Trentacinque anni è il bello della vita, quando sei forte, giovane, in salute, padre di tre figli e con tanta voglia di vivere. Probabilmente i pensieri che mi sono venuti sono gli stessi che sono passati nella testa a Emilio. “Chi mi aiuterà? Chi aiuterá i miei figli? Ce la farò a lottare da solo in queste condizioni? si è o era meglio la morte istantanea?” Eppure questa è la vita, il mistero che tutti dobbiamo affrontare con tutti i suoi problemi fino alla morte! Per chi crede c´è la Fede in quel Signore che non abbandona, che è presente con la Provvidenza. Nelle silenziose notti di Anzaldo mi mettevo nei panni di Emilio. E se fosse toccato a me? Il Signore ci invita al nuovo “sentire” con segni, con prove, ma questa è una prova grande! Avvicino Emilio sempre in silenzio, fino a meritarmi il suo sorriso, per evitare la frustrazione. Parliamo di come evitare l´infezione, di come fare a riportare la speranza e la fiducia nella vita. Gli parlo con il cuore della mia preoccupazione perché non si lasci andare come Alberto, Julian e Juan, paraplegici come lui che ci hanno lasciato ancora giovani per non aver avuto la forza di superare la prova.

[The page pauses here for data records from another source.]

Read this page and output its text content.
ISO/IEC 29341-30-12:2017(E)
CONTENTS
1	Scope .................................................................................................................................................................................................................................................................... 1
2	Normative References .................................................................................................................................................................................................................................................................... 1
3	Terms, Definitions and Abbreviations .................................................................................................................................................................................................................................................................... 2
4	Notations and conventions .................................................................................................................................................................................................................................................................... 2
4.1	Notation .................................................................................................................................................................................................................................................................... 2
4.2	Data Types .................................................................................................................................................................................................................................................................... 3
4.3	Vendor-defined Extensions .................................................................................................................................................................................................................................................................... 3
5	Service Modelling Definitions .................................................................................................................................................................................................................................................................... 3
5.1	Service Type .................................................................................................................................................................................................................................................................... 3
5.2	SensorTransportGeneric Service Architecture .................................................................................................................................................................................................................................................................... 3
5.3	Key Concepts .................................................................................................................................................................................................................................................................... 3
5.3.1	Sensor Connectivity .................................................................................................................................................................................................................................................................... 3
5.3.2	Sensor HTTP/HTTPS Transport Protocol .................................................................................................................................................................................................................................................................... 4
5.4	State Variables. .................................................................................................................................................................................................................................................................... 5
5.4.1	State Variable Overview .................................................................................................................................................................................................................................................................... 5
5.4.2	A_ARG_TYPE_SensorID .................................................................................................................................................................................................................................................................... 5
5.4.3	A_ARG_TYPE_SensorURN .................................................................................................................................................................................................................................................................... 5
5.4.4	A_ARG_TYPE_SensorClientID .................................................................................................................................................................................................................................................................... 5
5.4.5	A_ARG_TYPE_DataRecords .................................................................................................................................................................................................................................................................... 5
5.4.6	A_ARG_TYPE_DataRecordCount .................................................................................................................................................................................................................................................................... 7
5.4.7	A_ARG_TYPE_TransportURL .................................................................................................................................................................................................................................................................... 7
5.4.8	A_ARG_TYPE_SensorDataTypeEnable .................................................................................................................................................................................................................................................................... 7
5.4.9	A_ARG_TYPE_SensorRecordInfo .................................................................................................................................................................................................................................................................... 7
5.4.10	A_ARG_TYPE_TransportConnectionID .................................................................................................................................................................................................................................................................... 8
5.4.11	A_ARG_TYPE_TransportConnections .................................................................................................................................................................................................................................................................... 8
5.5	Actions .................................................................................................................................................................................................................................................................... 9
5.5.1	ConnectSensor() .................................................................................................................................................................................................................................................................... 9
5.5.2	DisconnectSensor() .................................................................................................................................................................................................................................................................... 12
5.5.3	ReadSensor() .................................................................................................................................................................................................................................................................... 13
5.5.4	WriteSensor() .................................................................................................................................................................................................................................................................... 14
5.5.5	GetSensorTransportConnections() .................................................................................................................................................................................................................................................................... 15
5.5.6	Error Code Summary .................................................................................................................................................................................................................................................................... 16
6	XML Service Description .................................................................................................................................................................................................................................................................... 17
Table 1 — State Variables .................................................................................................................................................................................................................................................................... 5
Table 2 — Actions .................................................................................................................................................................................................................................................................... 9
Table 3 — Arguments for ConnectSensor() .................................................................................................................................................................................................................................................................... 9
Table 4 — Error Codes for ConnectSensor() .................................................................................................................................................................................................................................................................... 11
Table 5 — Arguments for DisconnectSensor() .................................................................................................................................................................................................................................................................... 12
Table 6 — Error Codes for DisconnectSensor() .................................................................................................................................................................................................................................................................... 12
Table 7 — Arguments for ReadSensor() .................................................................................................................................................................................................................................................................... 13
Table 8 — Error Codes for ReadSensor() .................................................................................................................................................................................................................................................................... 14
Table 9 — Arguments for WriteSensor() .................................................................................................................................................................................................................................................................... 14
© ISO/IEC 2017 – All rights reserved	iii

Ma gli parlo anche di Jacinto, da anni sulla sedia a rotelle, che ha dimostrato a sé, alla sua famiglia e a tutti di riuscire a farcela e ad essere indipendente. Egli è giostraio e gira con la sua casa-camion per le sagre di paese, dando un preciso obiettivo alla sua vita: raccogliere quanto è sufficiente per comprarsi prima un terreno e poi la casa a Cochabamba. Di recente ha fatto un incidente e il vecchio rottame da lui modificato, saldando sul volante artigianalmente tutti i comandi dei piedi, è andato distrutto, ma per fortuna Jacinto ha salvato la vita. Storie che qui parlano di coraggio, di valori, di voglia di farcela.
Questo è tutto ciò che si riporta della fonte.